Altitude Sickness Causes
Traveling is a fun activity, and sometimes necessary for work. The decreased amount of oxygen available at higher altitudes causes symptoms to develop, especially in people not used to higher elevations. There are mild and more serious symptoms.
The mild symptoms include:
- Loss of energy
- Trouble breathing
- Loss of appetite
In mild cases, altitude sickness begins within 24 after arriving at a high-altitude location. However, they should lessen in a couple of days as the body adjusts to the surroundings.
If symptoms don't improve or worsen after 24 hours, you need medical attention. You should also decrease your elevation until symptoms improve.
More serious symptoms of altitude sickness include the following.
- Shortness of breath
- Inability to walk
- Cough producing a frothy substance
These symptoms require immediate medical attention.

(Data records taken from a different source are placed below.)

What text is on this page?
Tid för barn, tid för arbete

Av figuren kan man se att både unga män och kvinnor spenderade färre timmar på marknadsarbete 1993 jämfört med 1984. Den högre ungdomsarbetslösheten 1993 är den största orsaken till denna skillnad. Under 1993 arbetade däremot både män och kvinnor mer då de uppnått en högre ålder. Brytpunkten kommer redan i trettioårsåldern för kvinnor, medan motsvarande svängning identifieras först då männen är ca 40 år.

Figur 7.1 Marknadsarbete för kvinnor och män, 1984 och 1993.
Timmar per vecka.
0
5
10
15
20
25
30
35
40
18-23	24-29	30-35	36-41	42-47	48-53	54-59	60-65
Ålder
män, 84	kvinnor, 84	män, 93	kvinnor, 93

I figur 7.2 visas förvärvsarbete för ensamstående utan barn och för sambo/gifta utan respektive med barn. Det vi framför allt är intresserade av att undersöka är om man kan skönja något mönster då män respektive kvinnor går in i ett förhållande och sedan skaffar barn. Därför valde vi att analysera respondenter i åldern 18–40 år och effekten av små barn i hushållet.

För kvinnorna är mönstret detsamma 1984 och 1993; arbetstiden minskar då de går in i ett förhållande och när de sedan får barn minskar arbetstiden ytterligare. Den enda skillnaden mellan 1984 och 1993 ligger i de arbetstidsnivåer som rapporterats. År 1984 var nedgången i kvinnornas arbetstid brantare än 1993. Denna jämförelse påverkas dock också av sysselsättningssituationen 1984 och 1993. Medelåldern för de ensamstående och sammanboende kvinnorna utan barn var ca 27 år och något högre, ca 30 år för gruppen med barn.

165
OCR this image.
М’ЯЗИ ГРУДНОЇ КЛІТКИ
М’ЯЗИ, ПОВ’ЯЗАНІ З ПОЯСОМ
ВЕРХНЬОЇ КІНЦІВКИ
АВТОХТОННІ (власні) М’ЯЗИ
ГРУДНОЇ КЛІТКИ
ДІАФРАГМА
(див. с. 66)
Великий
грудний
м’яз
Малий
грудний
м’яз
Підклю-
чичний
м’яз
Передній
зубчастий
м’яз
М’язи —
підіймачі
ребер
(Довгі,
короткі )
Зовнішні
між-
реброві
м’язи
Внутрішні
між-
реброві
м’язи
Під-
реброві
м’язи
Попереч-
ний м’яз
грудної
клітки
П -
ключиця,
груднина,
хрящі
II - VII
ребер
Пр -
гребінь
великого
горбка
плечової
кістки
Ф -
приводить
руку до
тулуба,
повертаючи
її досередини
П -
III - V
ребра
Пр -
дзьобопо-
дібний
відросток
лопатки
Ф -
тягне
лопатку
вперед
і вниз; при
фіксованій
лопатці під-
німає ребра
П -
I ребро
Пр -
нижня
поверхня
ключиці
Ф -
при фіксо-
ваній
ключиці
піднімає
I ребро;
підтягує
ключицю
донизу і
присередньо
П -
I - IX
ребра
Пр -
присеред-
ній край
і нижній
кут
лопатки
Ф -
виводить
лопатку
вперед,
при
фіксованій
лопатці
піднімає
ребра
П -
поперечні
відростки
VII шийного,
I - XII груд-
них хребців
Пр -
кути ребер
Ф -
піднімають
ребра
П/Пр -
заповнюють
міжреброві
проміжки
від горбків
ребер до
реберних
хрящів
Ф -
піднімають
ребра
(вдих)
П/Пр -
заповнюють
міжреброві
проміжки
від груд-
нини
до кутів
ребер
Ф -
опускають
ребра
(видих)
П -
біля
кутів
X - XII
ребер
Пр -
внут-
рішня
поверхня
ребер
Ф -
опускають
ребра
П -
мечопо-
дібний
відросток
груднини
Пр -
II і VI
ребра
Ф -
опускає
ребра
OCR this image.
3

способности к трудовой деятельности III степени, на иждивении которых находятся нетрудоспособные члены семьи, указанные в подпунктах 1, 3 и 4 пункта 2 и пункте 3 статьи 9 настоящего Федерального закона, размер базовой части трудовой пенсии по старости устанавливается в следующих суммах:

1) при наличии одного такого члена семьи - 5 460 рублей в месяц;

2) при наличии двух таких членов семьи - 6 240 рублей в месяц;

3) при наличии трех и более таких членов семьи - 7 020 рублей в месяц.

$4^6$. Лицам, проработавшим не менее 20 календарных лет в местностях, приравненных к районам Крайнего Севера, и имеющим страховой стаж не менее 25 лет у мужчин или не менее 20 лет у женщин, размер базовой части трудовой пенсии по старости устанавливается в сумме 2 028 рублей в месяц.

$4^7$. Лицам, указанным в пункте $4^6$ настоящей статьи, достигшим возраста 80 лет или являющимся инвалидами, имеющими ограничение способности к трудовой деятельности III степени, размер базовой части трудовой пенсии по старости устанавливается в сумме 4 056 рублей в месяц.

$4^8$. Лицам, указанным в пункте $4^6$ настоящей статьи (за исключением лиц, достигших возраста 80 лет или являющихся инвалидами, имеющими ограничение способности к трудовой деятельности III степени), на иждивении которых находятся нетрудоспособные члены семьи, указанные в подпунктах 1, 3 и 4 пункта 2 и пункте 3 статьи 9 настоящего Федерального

Altitude Sickness Oxygen Therapy
One treatment is altitude sickness oxygen. Using supplemental oxygen is a quick and effective way to relieve altitude symptoms without adverse effects. Supplemental oxygen comes in portable tanks and oxygen concentrators.
Supplemental oxygen therapy contains a limited amount of oxygen and can't be used for long periods of time. There are other aspects of oxygen tanks to consider.
- The expense to refill tanks
- Extremely Flammable
- Difficult to move around
- Don't provide humidified air
Oxygen concentrators use air in the room and concentrate the oxygen to medical levels. Concentrators offer an unlimited supply of oxygen and the user can leave them on all day and night.
Other Altitude Symptom Treatments
In mild cases, you can treat altitude sickness yourself. You can take a few steps to help lessen the effects of a change in altitude.
- Don't go higher until you feel better
- Rest where you are for a day or two
- Take OTC medications for headaches
- Drink plenty of water
- Don't smoke, exercise, or drink alcohol
Stopping at lower elevations helps your body adjust slowly, so you don't feel the adverse effects stemming from a lack of oxygen.
Anyone can get altitude sickness, but some people seem more susceptible than others. If you're unsure if you're at risk, take precautions when mountain climbing or traveling to locations of higher elevations. These symptoms often appear at altitudes higher than 8,0000 feet.